Marriott International, however, has chat boxes AskAnything and AnythingElse, which seem to me to be names far more worthy of applause. Of course, if any such technology brings more differentiation to the hotel, a better guest stay and better and more streamlined operations, then go for it.

One of the very first chat box-y type of things, invented back in those almost tech-less dark days of 1994, also was given a human name, Julia, but that’s my mother’s name, so I like that one.

Dogs and gazelles
My most forceful argument—it still might be very weak—for abandoning this trend is that I want my hotel stays to be an escape from the real world.
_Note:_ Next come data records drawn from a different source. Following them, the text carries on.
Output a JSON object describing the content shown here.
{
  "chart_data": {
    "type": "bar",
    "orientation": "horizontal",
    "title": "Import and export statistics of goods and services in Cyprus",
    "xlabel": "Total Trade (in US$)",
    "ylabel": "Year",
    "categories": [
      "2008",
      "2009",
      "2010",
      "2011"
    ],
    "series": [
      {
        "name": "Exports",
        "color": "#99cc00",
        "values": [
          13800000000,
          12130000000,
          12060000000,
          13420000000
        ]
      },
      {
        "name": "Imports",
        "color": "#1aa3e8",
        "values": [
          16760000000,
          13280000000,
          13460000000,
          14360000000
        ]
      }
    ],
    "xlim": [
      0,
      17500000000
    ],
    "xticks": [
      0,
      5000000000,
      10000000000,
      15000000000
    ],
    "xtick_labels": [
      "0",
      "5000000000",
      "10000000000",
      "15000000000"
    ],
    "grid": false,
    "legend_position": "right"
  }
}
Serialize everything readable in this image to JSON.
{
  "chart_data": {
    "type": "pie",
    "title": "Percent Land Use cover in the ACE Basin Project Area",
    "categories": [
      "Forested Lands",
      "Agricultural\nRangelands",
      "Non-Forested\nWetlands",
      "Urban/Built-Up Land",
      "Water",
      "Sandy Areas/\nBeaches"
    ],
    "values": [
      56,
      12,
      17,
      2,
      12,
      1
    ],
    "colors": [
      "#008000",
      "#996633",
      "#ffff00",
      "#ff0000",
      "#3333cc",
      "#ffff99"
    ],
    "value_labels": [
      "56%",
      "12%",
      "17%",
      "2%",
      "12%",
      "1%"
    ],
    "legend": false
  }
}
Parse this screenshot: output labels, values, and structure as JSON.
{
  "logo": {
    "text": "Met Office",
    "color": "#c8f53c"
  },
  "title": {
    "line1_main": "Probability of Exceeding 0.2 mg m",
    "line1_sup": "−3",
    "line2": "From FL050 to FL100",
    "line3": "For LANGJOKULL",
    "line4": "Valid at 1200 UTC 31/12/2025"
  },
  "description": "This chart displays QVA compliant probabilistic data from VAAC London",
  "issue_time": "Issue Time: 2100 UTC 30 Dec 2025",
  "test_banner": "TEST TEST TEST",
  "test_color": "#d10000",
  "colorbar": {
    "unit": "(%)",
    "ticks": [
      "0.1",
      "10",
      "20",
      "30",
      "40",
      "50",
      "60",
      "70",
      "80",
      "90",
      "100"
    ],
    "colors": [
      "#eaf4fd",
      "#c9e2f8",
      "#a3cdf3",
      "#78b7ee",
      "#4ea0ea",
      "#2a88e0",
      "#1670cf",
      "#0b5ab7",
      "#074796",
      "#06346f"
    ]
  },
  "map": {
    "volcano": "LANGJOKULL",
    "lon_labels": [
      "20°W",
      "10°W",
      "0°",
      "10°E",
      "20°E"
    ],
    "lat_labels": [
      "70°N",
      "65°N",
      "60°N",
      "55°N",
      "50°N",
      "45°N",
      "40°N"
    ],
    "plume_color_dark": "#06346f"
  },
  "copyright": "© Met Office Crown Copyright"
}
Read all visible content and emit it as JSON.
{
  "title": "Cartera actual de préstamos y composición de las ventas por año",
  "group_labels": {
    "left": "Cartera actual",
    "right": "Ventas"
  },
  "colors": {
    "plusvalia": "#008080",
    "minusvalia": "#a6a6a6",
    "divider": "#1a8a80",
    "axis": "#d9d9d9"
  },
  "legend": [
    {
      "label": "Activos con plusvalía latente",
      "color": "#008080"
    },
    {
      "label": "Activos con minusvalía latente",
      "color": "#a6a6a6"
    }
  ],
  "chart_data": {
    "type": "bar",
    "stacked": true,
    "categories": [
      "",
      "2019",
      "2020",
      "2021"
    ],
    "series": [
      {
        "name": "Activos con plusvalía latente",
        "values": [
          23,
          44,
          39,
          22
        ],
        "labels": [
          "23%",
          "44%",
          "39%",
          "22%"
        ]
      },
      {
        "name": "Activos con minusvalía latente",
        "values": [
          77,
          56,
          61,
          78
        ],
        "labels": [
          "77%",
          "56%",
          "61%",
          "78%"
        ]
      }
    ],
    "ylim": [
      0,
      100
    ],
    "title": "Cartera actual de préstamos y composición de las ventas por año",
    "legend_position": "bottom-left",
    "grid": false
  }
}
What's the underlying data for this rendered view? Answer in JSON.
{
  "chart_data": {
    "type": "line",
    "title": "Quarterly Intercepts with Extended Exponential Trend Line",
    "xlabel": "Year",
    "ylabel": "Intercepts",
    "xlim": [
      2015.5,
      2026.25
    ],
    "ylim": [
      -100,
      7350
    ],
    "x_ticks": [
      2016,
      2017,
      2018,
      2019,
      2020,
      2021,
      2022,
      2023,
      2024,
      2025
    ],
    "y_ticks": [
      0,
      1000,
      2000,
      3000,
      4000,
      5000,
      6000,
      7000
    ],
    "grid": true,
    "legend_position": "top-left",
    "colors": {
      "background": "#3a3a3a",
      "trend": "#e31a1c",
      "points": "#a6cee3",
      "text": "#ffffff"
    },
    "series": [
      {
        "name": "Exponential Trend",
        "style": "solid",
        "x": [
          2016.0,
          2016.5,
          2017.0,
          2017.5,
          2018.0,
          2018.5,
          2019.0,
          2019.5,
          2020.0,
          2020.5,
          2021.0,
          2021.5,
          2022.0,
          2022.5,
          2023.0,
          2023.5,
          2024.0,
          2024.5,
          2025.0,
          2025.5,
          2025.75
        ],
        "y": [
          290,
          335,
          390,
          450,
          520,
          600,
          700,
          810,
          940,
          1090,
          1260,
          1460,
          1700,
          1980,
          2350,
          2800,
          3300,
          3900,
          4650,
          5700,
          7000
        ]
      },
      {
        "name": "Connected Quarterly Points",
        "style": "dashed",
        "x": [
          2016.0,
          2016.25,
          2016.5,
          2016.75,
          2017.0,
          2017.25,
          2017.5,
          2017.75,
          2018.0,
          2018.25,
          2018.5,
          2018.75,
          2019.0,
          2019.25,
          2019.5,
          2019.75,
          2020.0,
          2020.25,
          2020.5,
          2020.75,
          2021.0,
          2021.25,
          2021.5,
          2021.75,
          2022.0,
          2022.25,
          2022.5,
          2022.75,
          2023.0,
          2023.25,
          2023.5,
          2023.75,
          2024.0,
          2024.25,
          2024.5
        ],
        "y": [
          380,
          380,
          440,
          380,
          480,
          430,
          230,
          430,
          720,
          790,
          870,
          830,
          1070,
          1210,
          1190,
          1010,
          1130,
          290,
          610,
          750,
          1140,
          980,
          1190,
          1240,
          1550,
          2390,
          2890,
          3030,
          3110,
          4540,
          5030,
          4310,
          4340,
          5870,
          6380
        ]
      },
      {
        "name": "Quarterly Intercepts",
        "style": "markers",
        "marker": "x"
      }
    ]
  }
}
And in the real world, anthropomorphism can no longer be controlled, much in the same way cane toads and Burmese pythons are now in Florida to stay.

Marriott International’s Aloft brand has voice activism in its rooms that came out of something called Project: Jetson, which might or might not be named after the animated TV show “The Jetsons.” So I propose that, as an inside joke, all such hotel technology from now can be named only for characters from the Hanna-Barbera series.

Choices could be Astro (the dog); Rudi, technically R.U.D.I. (George Jetson’s computer and an acronym for Referential Universal Differential Indexer); and, best of all, Rosie, which actually was a robot.

Or perhaps any time anyone engages with a chat box or in-room thingamajig, terrible background music should fill the hotel room and videos should burst into life showing just-born gazelles continually falling over in gently rippling grasslands.

Then again, I read constantly that George Jetson’s best friend supposedly was his computer R.U.D.I., so maybe yet again, hotel companies are on to a winner while I miserably miss the point.

Perhaps I need to book a long hotel stay in Orbit City?

Or perhaps hotels need to up the ante on anthropomorphism to the nth degree? Give absolutely everything a cute name, from the coffee-serving area to the meeting rooms, from the guest drop-off to the ice machines.